Alongside the improved on-court success, Langley has demonstrated an excellent recruiting strategy. Off the bat, Langley helped convince sharpshooter Nicole Iademarco to transfer to Rice from Arizona State University. After her first season, Langley added current Conference USA player of the year Erica Ogwumike as a transfer from Pepperdine University. Following Rice’s WBI championship, Langley recruited current C-USA Defensive Player of the Year Nancy Mulkey to transfer from the University of Oklahoma. Together, the trio has formed the backbone of Rice’s tournament-winning squad.
In addition to wooing transfers, Langley has also enriched the Owls’ depth with high school talent. In each of the past two seasons, Langley has attracted the number one ranked recruiting class in C-USA, and entering next season, Rice’s freshman crop is ranked in the top 50 nationally by AGSB Basketball. Freshman Jasmine Smith and sophomore Sydne Wiggins -- both Langley recruits -- have anchored Rice’s backcourt this season. 12 players have received playing time in double digit games this season, including three freshmen, four sophomores, one junior (Ogwumike) and four seniors, which shows Langley has consistently recruited talent to bolster Rice’s depth.
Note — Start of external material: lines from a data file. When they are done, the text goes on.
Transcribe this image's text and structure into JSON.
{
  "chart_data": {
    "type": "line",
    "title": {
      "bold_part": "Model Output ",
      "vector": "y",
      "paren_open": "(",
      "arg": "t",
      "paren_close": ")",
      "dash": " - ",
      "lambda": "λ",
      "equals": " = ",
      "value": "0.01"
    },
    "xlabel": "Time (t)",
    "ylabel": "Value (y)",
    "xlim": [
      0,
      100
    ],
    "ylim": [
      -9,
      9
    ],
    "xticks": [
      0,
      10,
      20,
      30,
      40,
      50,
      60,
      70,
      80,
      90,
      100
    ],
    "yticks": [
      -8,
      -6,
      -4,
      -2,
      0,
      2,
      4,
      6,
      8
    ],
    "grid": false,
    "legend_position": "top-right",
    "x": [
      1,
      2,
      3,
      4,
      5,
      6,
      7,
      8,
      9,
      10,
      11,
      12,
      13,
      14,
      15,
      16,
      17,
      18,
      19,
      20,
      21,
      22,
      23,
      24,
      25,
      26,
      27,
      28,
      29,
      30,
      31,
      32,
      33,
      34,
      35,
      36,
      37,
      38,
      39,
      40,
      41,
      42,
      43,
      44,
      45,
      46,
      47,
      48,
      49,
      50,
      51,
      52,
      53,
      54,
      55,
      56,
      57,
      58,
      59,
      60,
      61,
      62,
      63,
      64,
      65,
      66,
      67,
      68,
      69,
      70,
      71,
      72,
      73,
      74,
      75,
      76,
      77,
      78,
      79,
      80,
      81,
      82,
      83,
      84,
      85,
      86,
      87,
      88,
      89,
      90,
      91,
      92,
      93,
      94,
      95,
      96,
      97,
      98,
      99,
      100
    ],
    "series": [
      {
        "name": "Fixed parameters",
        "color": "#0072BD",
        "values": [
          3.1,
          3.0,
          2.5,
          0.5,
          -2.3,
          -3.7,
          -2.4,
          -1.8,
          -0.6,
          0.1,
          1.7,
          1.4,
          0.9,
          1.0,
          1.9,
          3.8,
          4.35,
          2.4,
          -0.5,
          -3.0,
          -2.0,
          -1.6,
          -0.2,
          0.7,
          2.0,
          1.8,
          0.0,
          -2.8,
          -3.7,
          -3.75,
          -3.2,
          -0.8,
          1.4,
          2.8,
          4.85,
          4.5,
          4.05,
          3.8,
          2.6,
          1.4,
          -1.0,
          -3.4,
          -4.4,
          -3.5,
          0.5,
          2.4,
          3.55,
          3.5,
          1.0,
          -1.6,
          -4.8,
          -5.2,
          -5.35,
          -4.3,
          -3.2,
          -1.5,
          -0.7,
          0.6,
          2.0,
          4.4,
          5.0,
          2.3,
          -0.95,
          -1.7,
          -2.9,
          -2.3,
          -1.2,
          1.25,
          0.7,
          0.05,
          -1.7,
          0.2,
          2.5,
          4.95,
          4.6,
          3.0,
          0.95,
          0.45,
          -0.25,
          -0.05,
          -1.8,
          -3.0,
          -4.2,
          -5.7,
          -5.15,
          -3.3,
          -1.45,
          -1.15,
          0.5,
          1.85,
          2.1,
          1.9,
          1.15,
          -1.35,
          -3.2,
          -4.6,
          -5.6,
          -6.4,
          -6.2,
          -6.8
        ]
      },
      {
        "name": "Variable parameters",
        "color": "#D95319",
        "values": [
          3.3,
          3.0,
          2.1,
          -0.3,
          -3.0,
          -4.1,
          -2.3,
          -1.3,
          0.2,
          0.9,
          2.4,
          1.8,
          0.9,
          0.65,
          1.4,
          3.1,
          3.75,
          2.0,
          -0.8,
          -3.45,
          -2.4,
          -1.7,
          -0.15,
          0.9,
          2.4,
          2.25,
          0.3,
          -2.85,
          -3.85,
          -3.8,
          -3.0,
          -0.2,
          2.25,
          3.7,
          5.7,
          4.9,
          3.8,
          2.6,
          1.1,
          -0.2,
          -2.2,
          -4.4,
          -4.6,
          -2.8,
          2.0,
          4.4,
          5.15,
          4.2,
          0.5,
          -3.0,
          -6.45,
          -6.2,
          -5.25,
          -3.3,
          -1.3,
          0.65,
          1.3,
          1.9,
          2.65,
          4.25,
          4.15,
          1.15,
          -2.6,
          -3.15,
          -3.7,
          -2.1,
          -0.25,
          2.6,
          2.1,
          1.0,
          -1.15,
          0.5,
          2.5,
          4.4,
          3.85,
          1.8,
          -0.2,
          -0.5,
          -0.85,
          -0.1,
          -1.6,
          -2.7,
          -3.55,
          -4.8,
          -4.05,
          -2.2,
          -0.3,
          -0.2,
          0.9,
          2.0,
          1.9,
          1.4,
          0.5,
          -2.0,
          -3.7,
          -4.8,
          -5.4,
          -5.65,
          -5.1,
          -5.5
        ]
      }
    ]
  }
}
It’s clear that Langley has completely turned around a formerly struggling program, elevating it to historic levels of success. This accomplishment should not be taken lightly. Rice’s recent history is somewhat checkered in retaining top coaching talent. Former men’s basketball head coach Mike Rhoades and former soccer head coach Nicky Adams both established successful programs at Rice before leaving to join teams in more prominent conferences. Despite the women’s basketball team’s unprecedented C-USA success this season, Rice was still named a 12-seed in the NCAA Tournament, leaving open the possibility that Langley will see more opportunity for growth elsewhere.
To Rice’s credit, it spent just under $2.5 million on its women’s basketball team in 2017-18, which was not significantly less than the $3.25 million spent on the men’s team, according to the Equity in Athletics database. But “not significantly less” is hardly an accomplishment, and Langley and her program deserve even more. Rice Athletics needs to reaffirm its commitment to becoming a nationally competitive athletic program by ensuring its most successful current coach the security of a lucrative long-term contract.